Paraíba institui programa de terapia assistida por cães para crianças com autismo

Nova lei sancionada pelo Governo do Estado prevê ações terapêuticas com cães treinados para estimular desenvolvimento social, emocional e cognitivo

A Paraíba passou a contar oficialmente com o Programa Estadual de Terapia Assistida por Cães (TAC), voltado ao atendimento de crianças diagnosticadas com Transtorno do Espectro Autista (TEA). A iniciativa foi instituída por meio da Lei nº 14.479, de autoria do deputado estadual Michel Henrique, e sancionada pelo governador Lucas Ribeiro.

A legislação foi publicada no Diário Oficial do Estado (DOE) desta quarta-feira (21) e estabelece que o programa terá caráter facultativo e programático.

O objetivo da medida é promover o desenvolvimento social, emocional e cognitivo de crianças com TEA por meio da interação terapêutica com cães treinados e certificados.

Entre os principais objetivos previstos na lei estão o estímulo à comunicação e à interação interpessoal, a redução de sintomas de ansiedade e isolamento social, além da promoção do bem-estar físico e emocional das crianças atendidas.

A proposta também busca apoiar as famílias no processo de inclusão escolar e social dos pacientes.

De acordo com o texto sancionado, a Terapia Assistida por Cães poderá ser realizada por equipes multidisciplinares compostas por profissionais das áreas da saúde, educação e comportamento animal devidamente capacitados.
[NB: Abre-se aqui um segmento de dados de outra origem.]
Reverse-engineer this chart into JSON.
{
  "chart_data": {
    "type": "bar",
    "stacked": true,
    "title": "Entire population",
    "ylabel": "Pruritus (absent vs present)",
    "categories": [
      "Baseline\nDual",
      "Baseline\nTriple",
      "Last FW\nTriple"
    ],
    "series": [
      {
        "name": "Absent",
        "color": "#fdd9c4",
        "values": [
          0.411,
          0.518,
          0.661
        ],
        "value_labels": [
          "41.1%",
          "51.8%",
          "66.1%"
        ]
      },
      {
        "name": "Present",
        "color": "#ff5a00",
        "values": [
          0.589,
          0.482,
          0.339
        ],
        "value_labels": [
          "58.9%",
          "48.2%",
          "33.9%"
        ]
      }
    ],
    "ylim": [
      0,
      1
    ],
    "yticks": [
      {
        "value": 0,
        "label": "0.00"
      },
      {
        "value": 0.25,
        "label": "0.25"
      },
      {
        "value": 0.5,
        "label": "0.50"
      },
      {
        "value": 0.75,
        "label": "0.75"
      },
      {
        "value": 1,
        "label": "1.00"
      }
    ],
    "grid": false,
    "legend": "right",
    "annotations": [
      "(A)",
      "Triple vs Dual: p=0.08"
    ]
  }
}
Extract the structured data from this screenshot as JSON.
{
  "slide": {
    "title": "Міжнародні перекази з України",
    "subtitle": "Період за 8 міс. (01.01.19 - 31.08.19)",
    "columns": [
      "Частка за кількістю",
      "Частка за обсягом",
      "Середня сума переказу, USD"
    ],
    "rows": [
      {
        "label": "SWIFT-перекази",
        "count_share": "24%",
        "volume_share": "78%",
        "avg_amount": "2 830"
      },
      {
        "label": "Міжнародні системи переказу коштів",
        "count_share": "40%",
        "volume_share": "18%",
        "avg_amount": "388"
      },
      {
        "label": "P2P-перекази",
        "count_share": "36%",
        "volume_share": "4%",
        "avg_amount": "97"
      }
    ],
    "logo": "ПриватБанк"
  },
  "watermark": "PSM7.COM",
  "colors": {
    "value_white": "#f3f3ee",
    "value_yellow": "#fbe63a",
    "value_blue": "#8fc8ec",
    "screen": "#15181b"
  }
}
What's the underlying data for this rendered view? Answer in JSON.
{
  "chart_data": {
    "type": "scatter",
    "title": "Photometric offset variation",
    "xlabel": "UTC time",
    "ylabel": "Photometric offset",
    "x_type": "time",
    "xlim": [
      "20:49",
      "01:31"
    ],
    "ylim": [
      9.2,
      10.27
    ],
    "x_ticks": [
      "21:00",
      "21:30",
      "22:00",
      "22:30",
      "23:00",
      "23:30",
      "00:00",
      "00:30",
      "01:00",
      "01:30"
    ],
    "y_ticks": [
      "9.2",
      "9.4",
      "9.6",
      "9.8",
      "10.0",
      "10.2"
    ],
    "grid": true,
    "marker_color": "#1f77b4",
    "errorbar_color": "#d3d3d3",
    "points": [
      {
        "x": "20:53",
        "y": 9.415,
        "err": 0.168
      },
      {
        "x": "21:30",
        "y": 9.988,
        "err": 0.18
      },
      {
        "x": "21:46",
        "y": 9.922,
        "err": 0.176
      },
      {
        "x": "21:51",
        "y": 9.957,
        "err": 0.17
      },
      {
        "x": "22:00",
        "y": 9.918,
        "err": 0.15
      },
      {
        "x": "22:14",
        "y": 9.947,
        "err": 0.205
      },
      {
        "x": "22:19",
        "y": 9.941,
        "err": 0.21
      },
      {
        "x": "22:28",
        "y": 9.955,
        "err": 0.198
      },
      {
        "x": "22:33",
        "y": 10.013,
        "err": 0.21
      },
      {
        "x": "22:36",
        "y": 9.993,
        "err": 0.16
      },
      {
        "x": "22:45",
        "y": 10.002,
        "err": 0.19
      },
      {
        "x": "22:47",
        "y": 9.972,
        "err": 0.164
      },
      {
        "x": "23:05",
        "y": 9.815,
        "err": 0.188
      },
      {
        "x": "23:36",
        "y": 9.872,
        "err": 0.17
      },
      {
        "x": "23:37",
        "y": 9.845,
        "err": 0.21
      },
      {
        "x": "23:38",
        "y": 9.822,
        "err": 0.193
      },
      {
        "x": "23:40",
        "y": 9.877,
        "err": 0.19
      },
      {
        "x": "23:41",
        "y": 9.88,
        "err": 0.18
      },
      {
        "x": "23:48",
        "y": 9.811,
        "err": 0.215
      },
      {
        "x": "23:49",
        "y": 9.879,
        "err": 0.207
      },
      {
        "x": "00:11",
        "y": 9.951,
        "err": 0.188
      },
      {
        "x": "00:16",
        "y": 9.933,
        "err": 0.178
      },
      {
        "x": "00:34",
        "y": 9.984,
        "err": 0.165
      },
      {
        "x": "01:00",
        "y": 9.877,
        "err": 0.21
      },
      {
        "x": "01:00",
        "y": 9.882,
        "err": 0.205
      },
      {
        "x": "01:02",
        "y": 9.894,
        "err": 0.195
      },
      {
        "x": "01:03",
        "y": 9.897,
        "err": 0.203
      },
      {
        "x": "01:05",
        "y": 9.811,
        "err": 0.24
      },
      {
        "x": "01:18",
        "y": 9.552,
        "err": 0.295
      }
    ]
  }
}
A legislação determina ainda que os cães utilizados nas atividades terapêuticas deverão ser treinados e certificados conforme regulamentação específica.

Outro ponto previsto na lei é a adoção de medidas voltadas à segurança, saúde e bem-estar tanto das crianças quanto dos animais envolvidos nas terapias.

Entre as exigências estabelecidas estão acompanhamento veterinário regular, protocolos éticos de proteção à criança e ao animal e prioridade para técnicas de adestramento positivo.

A nova legislação também autoriza o Poder Executivo estadual a firmar parcerias com hospitais, clínicas, escolas, universidades, organizações não governamentais de proteção animal, centros de treinamento de cães de assistência e entidades representativas para execução e fortalecimento do programa.